The Goleta City Council decided Monday to reject all bids for the Hollister Old Town Interim Striping Project and will instead try to incorporate it into the larger Project Connect.

This action comes after construction bids for the Old Town Interim Striping Project — which aims to increase parking and improve traffic safety — came in $4 million above budget

Monday’s special meeting including a presentation on the city’s five-year capital improvement program.

When presenting the construction bids for Project Connect — which includes the Hollister Avenue Bridge and Roundabout projects, and the Eckwill Street and Fowler Road extension projects — Assistant Public Works Director Luz “Nina” Buelna said that the current market has been experiencing “considerable fluctuations.”

“In my previous role, I observed an unprecedent trend in the market I only experienced one other time during my career and that was the Great Recession,” Buelna said. “As we bid on projects from 2020 to 2022, bids came in at approximately 20 to 40% higher than the engineer’s estimate. The current market is inherently unpredictable.”

While construction bids for Project Connect were above the engineer’s estimate of over $55 million, the lowest bid from Security Paving was within 14% of the engineer’s estimate, which staff said is within industry standards.

The City Council awarded the construction contract to Security Paving, and directed staff to negotiate a construction change order with the company to include the Old Town Interim Striping Project.

City staff said this approach is projected to save between $500,000 and $1 million.

With Project Connect’s total cost of over $100 million and the Old Town Interim Striping Project’s cost of over $5 million, staff said the two projects have about $27 million unfunded.

To find the funding, city staff presented options including deferring some proposed projects, reassigning money from Measure A and Measure B, and using unassigned balances from the General Fund and the Development Impact Fee program.

This strategy is expected to fund the gap of $27 million over a five-year period.

Some councilmembers did take issue with the idea of deferring projects, especially the Cathedral Oaks Crib Wall project and pavement rehabilitation.

“One of the biggest concerns is the opportunity cost, that there are projects that we think and that we have declared are critical and important,” Councilmember Stuart Kasdin said.

“So when it comes to something like the crib wall, it’s important that we not only keep on eye on it or that we assess it, but we have a plan on how we’re going to fund it, not just a hope that somehow money will turn up. … We know we have an issue now. The time to address it is before we’re in that situation, not to wait for it to happen and then say we’re going to do something about it.”

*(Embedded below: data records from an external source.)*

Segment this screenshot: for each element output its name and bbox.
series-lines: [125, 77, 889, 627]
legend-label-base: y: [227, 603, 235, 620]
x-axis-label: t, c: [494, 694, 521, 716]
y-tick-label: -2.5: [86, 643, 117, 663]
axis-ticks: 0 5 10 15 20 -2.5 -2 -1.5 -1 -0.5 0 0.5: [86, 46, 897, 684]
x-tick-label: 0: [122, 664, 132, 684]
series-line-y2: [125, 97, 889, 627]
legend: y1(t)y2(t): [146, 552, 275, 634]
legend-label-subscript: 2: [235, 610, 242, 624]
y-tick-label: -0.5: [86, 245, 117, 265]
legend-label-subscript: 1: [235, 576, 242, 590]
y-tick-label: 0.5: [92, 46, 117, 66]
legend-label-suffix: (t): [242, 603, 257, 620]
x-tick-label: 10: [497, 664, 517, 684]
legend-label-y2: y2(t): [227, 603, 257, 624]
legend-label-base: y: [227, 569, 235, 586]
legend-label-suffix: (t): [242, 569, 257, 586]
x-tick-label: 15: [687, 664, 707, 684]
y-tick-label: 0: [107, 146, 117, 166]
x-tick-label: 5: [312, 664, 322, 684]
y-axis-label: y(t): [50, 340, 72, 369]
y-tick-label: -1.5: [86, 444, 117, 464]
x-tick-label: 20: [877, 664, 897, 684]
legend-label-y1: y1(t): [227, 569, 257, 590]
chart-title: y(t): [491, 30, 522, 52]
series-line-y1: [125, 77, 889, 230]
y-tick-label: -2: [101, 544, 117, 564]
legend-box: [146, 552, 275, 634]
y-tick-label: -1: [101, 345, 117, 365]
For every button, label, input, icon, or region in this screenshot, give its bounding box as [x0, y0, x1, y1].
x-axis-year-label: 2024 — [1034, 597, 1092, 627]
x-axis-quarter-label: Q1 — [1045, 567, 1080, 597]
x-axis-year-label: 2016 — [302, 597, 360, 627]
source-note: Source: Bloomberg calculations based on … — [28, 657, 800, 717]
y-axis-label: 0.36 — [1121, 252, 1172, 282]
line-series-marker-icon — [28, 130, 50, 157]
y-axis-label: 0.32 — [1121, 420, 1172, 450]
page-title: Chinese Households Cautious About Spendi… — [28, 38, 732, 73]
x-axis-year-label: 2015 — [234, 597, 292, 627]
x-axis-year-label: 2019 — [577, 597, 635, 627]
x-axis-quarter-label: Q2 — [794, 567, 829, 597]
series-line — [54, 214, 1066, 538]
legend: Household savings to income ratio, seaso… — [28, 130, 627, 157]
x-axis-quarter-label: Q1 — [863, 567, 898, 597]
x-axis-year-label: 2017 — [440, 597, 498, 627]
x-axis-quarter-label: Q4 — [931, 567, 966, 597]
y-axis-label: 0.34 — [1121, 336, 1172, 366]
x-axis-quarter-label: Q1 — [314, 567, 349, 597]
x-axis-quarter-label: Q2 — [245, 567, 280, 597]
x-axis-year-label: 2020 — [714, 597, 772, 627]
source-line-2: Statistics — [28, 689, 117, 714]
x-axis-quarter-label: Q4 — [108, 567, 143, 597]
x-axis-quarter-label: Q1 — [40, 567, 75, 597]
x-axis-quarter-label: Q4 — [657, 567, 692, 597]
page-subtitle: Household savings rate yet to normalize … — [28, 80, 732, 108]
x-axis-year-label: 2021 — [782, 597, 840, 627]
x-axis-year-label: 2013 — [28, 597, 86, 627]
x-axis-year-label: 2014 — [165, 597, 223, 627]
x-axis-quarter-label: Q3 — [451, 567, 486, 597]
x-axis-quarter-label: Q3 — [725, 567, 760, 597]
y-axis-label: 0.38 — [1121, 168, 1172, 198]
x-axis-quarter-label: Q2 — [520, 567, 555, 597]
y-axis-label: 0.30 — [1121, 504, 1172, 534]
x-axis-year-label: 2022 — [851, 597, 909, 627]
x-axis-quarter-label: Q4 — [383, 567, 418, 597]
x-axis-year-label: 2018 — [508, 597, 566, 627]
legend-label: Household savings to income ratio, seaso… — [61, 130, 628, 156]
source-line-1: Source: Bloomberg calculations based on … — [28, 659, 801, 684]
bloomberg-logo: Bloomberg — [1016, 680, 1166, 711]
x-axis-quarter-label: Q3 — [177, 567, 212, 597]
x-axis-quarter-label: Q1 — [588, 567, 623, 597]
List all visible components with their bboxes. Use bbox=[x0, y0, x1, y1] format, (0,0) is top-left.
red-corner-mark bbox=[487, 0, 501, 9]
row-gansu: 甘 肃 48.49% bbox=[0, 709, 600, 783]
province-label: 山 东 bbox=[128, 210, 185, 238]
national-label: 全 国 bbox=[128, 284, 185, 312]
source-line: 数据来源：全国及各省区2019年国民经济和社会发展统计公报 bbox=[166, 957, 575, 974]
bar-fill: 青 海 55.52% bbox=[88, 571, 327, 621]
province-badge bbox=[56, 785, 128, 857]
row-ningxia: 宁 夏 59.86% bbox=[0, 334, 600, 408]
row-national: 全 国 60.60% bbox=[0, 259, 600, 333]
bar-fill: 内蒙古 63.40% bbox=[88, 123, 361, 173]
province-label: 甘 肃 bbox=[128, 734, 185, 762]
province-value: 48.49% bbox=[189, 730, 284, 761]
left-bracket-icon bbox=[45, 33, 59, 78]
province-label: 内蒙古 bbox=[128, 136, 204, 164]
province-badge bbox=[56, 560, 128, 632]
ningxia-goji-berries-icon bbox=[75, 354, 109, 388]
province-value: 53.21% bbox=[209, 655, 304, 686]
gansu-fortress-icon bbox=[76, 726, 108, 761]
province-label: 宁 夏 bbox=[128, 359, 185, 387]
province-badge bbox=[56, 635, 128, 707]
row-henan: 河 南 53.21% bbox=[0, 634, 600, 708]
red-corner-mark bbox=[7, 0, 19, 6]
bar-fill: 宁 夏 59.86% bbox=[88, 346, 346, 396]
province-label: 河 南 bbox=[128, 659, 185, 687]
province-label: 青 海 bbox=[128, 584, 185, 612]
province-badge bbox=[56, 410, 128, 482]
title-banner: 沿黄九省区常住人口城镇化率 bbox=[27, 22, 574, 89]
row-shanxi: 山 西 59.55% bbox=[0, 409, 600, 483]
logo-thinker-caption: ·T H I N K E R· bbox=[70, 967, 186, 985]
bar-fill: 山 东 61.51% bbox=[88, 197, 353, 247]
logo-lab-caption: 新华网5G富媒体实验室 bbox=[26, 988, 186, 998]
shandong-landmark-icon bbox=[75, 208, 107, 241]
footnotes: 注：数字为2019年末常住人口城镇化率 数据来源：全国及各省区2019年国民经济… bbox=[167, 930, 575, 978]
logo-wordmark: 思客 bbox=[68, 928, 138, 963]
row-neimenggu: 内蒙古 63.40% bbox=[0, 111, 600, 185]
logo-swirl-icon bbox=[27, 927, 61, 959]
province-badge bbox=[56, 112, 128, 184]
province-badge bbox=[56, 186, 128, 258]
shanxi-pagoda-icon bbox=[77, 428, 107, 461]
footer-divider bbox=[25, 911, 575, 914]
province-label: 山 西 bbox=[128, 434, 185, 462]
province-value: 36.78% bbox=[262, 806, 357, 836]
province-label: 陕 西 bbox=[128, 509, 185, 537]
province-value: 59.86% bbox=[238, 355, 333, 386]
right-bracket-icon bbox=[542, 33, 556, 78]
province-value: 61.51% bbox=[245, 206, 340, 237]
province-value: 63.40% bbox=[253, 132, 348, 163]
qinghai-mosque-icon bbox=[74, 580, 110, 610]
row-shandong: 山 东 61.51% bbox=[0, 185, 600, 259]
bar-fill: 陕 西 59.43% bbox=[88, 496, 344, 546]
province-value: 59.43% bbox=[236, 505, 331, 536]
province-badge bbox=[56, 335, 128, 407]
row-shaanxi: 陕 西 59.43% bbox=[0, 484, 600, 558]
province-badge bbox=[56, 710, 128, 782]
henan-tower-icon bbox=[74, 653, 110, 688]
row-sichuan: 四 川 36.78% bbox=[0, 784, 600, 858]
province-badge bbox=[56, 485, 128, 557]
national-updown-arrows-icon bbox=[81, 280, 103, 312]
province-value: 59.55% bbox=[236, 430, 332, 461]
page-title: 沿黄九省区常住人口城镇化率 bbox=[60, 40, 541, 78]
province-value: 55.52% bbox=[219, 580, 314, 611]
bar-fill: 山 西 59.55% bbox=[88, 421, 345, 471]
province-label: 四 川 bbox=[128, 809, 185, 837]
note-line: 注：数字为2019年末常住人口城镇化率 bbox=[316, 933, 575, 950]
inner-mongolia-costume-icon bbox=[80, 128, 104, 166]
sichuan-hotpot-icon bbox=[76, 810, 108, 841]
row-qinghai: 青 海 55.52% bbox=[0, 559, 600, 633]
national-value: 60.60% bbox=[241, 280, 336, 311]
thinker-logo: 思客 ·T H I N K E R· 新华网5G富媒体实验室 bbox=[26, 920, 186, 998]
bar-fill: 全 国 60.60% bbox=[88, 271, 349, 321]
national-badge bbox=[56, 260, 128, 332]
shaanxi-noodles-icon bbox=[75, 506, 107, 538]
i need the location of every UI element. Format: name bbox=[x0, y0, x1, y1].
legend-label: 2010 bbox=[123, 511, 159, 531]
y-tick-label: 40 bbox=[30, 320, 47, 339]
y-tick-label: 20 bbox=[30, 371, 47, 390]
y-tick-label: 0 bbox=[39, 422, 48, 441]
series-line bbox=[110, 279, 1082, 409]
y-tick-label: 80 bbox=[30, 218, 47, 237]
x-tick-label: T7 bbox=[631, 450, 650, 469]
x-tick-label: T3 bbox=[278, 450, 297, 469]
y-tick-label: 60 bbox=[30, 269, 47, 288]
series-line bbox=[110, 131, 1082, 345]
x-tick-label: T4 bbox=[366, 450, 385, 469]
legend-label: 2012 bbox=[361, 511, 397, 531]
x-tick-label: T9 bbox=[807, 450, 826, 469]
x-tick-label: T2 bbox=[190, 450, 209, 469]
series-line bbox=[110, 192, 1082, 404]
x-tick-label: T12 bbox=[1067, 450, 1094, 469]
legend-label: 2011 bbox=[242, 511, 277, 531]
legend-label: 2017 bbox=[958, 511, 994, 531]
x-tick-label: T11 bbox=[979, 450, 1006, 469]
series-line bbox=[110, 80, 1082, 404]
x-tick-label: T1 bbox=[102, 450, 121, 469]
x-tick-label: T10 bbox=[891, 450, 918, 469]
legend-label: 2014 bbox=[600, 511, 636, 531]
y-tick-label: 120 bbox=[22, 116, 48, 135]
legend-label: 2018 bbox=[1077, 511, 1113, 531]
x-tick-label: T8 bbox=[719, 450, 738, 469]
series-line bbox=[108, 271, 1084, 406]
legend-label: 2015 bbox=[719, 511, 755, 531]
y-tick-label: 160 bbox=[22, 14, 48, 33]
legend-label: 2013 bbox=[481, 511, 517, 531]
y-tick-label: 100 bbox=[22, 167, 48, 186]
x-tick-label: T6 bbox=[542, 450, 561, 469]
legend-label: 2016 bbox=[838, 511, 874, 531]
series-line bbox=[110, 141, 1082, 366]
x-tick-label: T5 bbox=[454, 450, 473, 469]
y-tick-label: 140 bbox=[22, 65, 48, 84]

The City Council ultimately authorized the city manager to request an amendment to the Santa Barbara County Association of Governments’ Measure A Investment Plan to transfer $8.4 million from the named Goleta U.S. Highway 101 Overcrossing project to these projects discussed Monday.

City staff are set to return to the Goleta City Council on Dec. 19 to approve the change order to incorporate the Hollister Avenue Old Town Interim Striping Project with Project Connect. This is expected to only set the Old Town Interim Striping Project back by a month. 

The City Council is scheduled to review Goleta’s Capital Improvement Program project delivery and funding options in April.